In 1984, [Supreme Court nominee John] Roberts twice wielded his wit to stop other White House staff members from writing letters for Mr. Reagan lauding Michael Jackson for charitable work.
"I recognize that I am something of a vox clamans in terris in this area, but enough is enough," he wrote in a memorandum in June 1984, using the approximate Latin for "voice crying in the wilderness." He added, "The Office of Presidential Correspondence is not yet an adjunct of Michael Jackson's P.R. firm."
Three months later, Mr. Roberts was batting away a new request. "I hate to sound like one of Mr.

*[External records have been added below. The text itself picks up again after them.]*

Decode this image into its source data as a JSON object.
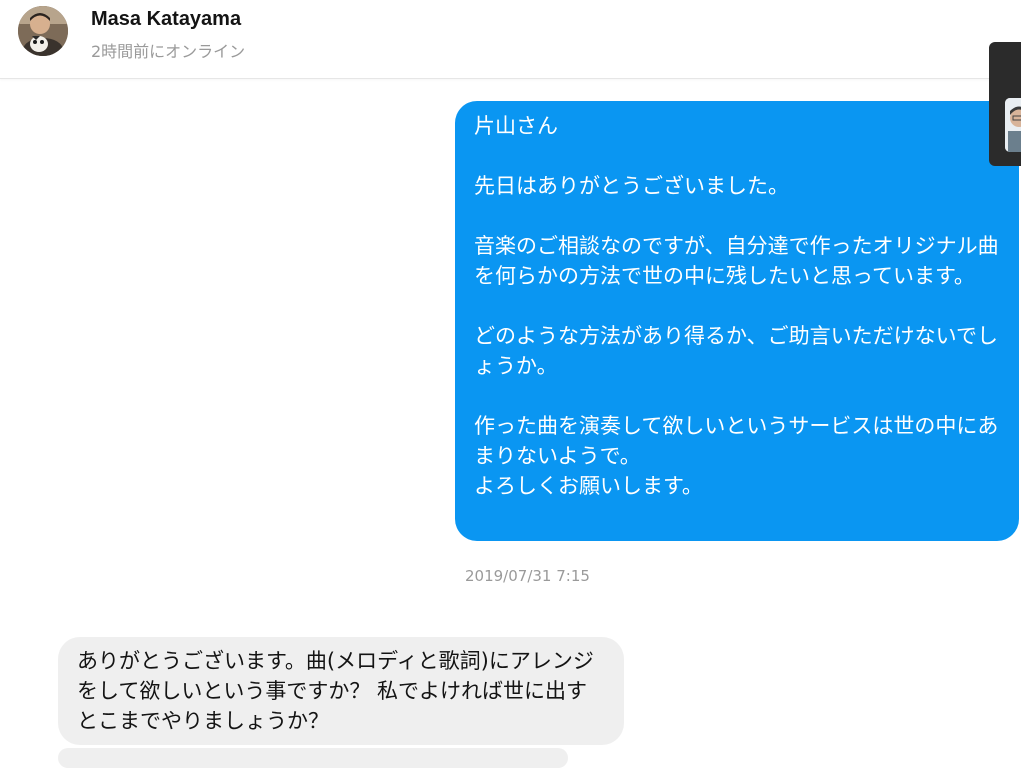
{
  "header": {
    "user_name": "Masa Katayama",
    "status": "2時間前にオンライン"
  },
  "messages": [
    {
      "direction": "sent",
      "text": "片山さん\n\n先日はありがとうございました。\n\n音楽のご相談なのですが、自分達で作ったオリジナル曲を何らかの方法で世の中に残したいと思っています。\n\nどのような方法があり得るか、ご助言いただけないでしょうか。\n\n作った曲を演奏して欲しいというサービスは世の中にあまりないようで。\nよろしくお願いします。"
    },
    {
      "direction": "timestamp",
      "text": "2019/07/31 7:15"
    },
    {
      "direction": "received",
      "text": "ありがとうございます。曲(メロディと歌詞)にアレンジをして欲しいという事ですか？ 私でよければ世に出すとこまでやりましょうか？"
    }
  ],
  "colors": {
    "sent_bubble": "#0a96f2",
    "received_bubble": "#efefef",
    "status_text": "#9a9a9a"
  },
  "icons": {
    "avatar": "user-avatar-photo",
    "video_thumbnail": "video-call-thumbnail"
  }
}
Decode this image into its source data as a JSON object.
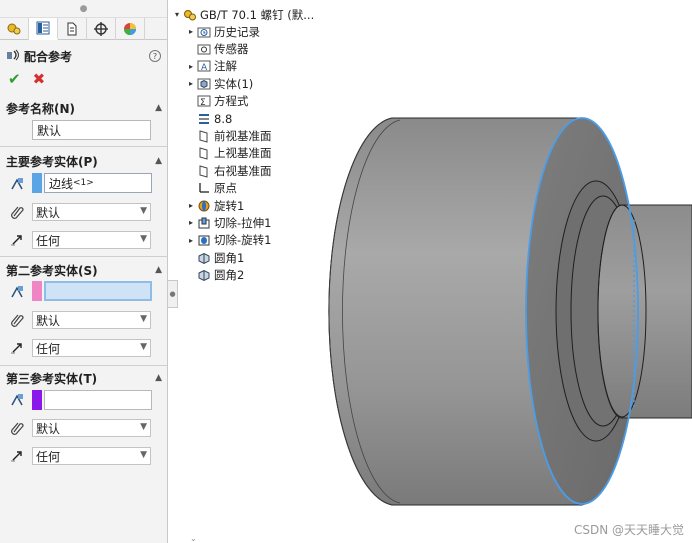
{
  "property_manager": {
    "tabs": [
      "feature-manager-icon",
      "property-manager-icon",
      "configuration-manager-icon",
      "dimxpert-icon",
      "display-manager-icon"
    ],
    "title": "配合参考",
    "help": "?",
    "ok_glyph": "✔",
    "cancel_glyph": "✖",
    "reference_name": {
      "header": "参考名称(N)",
      "value": "默认"
    },
    "primary": {
      "header": "主要参考实体(P)",
      "entity_value": "边线",
      "entity_suffix": "<1>",
      "swatch_color": "#5aa5e6",
      "type_value": "默认",
      "alignment_value": "任何"
    },
    "secondary": {
      "header": "第二参考实体(S)",
      "entity_value": "",
      "swatch_color": "#ef86c3",
      "type_value": "默认",
      "alignment_value": "任何"
    },
    "tertiary": {
      "header": "第三参考实体(T)",
      "entity_value": "",
      "swatch_color": "#8a18e8",
      "type_value": "默认",
      "alignment_value": "任何"
    }
  },
  "tree": {
    "root": "GB/T 70.1 螺钉 (默...",
    "items": [
      {
        "label": "历史记录",
        "icon": "history-folder-icon",
        "expandable": true
      },
      {
        "label": "传感器",
        "icon": "sensor-icon",
        "expandable": false
      },
      {
        "label": "注解",
        "icon": "annotation-icon",
        "expandable": true
      },
      {
        "label": "实体(1)",
        "icon": "solid-bodies-icon",
        "expandable": true
      },
      {
        "label": "方程式",
        "icon": "equations-icon",
        "expandable": false
      },
      {
        "label": "8.8",
        "icon": "material-icon",
        "expandable": false
      },
      {
        "label": "前视基准面",
        "icon": "plane-icon",
        "expandable": false
      },
      {
        "label": "上视基准面",
        "icon": "plane-icon",
        "expandable": false
      },
      {
        "label": "右视基准面",
        "icon": "plane-icon",
        "expandable": false
      },
      {
        "label": "原点",
        "icon": "origin-icon",
        "expandable": false
      },
      {
        "label": "旋转1",
        "icon": "revolve-icon",
        "expandable": true
      },
      {
        "label": "切除-拉伸1",
        "icon": "cut-extrude-icon",
        "expandable": true
      },
      {
        "label": "切除-旋转1",
        "icon": "cut-revolve-icon",
        "expandable": true
      },
      {
        "label": "圆角1",
        "icon": "fillet-icon",
        "expandable": false
      },
      {
        "label": "圆角2",
        "icon": "fillet-icon",
        "expandable": false
      }
    ]
  },
  "watermark": "CSDN @天天睡大觉",
  "colors": {
    "selection_edge": "#4a9de8",
    "model_body": "#8c8c8c"
  }
}
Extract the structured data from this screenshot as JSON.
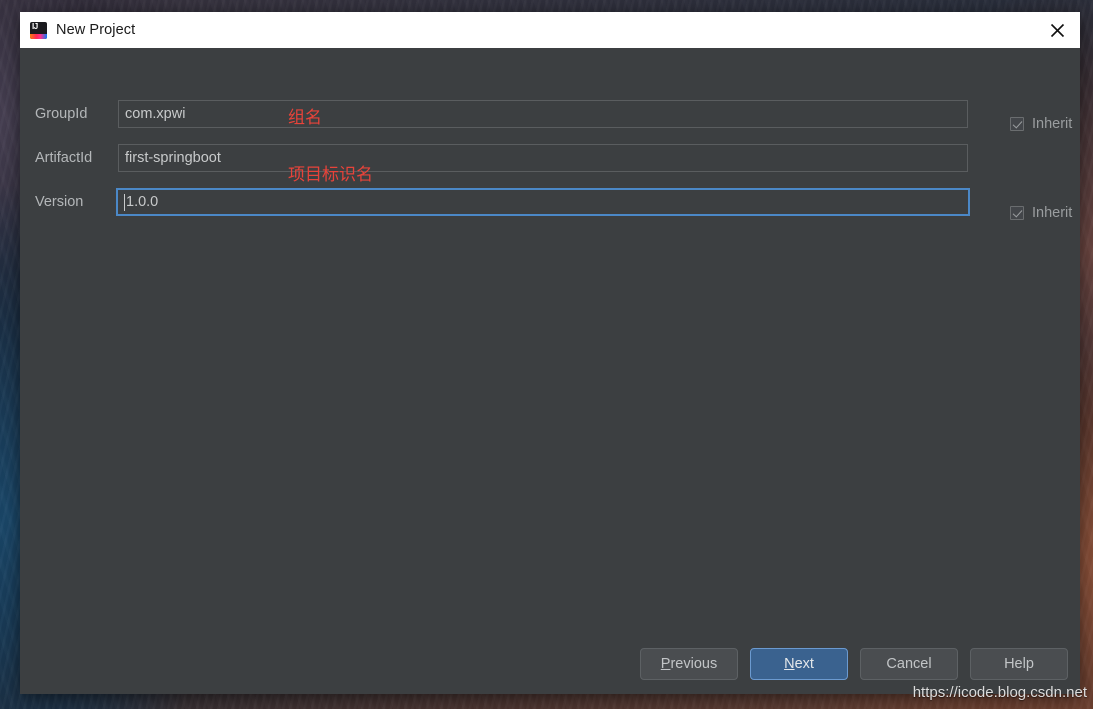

Jackson's records, constantly repeating the same refrain, but I recommend that we not approve this letter." He noted that a press report said that some young fans were turning from Mr. Jackson "in favor of a newcomer who goes by the name 'Prince.' "
Mr. Roberts asked, "Will he receive a presidential letter?"
1983 was pre-"Purple Rain," the time of "Little Red Corvette," "1999," "Delerious," and "Something in the Water (Does Not Compute)" ("Some people tell me I got great legs/Can't figure out why u make me beg"). Meanwhile, Jackson was at the peak of "Thriller" idolatry. Recognizing back in 1983 that Prince would overtake Michael Jackson — that's nicely prescient.
Nowadays, it's so obvious, Chris Rock gets a huge laugh saying:
"Remember back in the day when we all would argue who's better, Michael Jackson or Prince? Well, Prince won!"
Someday, maybe we'll be saying, remember back in the day when we all argued whether John Roberts would be as good as Sandra Day O'Connor? Well, Roberts won.